Ho sempre ritenuto che Draghi dovesse restare al governo, ma di fronte al rischio di una spaccatura tifo perché faccia il Capo dello Stato.

Da molte parti si fa anche il suo nome…
Se fossi parlamentare voterei per me o per Draghi (sorride). Credo sia fondamentale che il mondo per 7 anni abbia la certezza che lui c’è, è un punto di riferimento per l’Italia e per l’Europa. Il Parlamento farebbe bene a chiederglielo in modo unitario.

E poi si va a votare?
Guardi, questo rischio non c’è. Mi creda.

Vede il rischio che il centrodestra più Renzi si elegga un presidente di parte, con una maggioranza risicata?
Certo che lo vedo, spero che il centrosinistra se ne sia accorto.

La stupisce vedere Renzi sempre più vicino al centrodestra?
Assolutamente no. Ha detto che non sta con Letta e Conte, dunque fa il gioco degli altri. Dice che non vuole i populisti di sinistra? Evidentemente si trova a suo agio con i populisti di destra.

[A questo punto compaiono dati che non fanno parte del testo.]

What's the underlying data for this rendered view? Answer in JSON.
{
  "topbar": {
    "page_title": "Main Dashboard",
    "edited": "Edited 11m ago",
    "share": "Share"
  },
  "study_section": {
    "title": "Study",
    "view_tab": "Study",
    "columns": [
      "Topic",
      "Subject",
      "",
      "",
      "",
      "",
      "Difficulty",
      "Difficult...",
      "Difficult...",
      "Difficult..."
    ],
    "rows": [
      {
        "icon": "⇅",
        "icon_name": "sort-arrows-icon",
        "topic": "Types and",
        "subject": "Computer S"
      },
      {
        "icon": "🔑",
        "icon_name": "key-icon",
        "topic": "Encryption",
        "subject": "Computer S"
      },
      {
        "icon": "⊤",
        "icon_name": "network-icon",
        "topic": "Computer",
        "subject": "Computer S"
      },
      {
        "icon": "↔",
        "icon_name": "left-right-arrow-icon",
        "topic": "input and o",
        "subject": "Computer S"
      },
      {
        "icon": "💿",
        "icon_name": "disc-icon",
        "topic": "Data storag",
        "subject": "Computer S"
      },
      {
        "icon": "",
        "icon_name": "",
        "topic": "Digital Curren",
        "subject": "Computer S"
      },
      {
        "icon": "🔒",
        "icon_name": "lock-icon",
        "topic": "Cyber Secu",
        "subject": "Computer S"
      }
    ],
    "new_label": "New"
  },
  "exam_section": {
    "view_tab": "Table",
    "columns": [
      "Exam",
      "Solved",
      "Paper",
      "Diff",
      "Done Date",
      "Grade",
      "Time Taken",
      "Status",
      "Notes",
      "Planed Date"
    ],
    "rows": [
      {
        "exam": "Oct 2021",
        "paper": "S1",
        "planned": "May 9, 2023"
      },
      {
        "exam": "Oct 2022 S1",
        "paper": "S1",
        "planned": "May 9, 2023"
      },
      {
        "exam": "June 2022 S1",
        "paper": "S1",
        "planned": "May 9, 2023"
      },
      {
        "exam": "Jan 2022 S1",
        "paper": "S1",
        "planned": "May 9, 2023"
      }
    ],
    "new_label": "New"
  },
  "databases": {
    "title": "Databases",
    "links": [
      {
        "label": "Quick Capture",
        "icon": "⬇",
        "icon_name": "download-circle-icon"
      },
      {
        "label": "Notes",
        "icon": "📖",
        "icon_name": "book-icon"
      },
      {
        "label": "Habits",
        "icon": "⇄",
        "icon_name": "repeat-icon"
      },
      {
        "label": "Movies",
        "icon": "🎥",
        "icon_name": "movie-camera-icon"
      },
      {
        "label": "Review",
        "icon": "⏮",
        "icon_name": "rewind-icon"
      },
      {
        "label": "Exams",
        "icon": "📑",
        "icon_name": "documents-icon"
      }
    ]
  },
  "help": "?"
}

Lei invoca una nuova sinistra e poi loda Draghi. Non c’è contraddizione?
Draghi sta guidando una maggioranza anomala in una fase di emergenza. Ma i fondamentali della persona sono repubblicani, europei, democratici.

Torniamo a lei. Qual è stata nella sua vita politica la più grande soddisfazione?
Ne ho avute tante, dal ministero della Sanità alla guida della commissione Antimafia. Mi sento appagata, piena di gratitudine.

E il più forte dispiacere?
Le incomprensioni con la Chiesa ai tempi dei Dico. Per me laicità significa essere fedeli al Vangelo e alla storia, alla chiesa e alla comunità civile. Vedere che si è dubitato di me mi ha fatto soffrire. E poi..

Dica.
Nelle comunità politiche dove ho vissuto ho avuto spesso l’impressione di non essere accolta fino in fondo.
Lei fu protagonista dei Dico nel 2007. Oggi ci sono le unioni civili, le coppie omosessuali si sposano. Che effetto le fa?
Sono contenta di aver dato un piccolo contributo affinché iniziasse questo cammino di libertà delle persone che si vogliono bene.

Qual è il suo vizio peggiore?
Il mio più grave difetto è arrabbiarmi, non riuscire a trattenermi. Scalfaro me lo diceva sempre: «Nel nostro mestiere serve autocontrollo». Negli anni credo di aver imparato. In politica dovremmo donarci alle nostre comunità con la stessa capacità di condivisione della vedova lodata da Gesù perché aveva dato tutto quello che aveva senza trattenere nulla per sè. Io spero di aver trattenuto poco o nulla per me.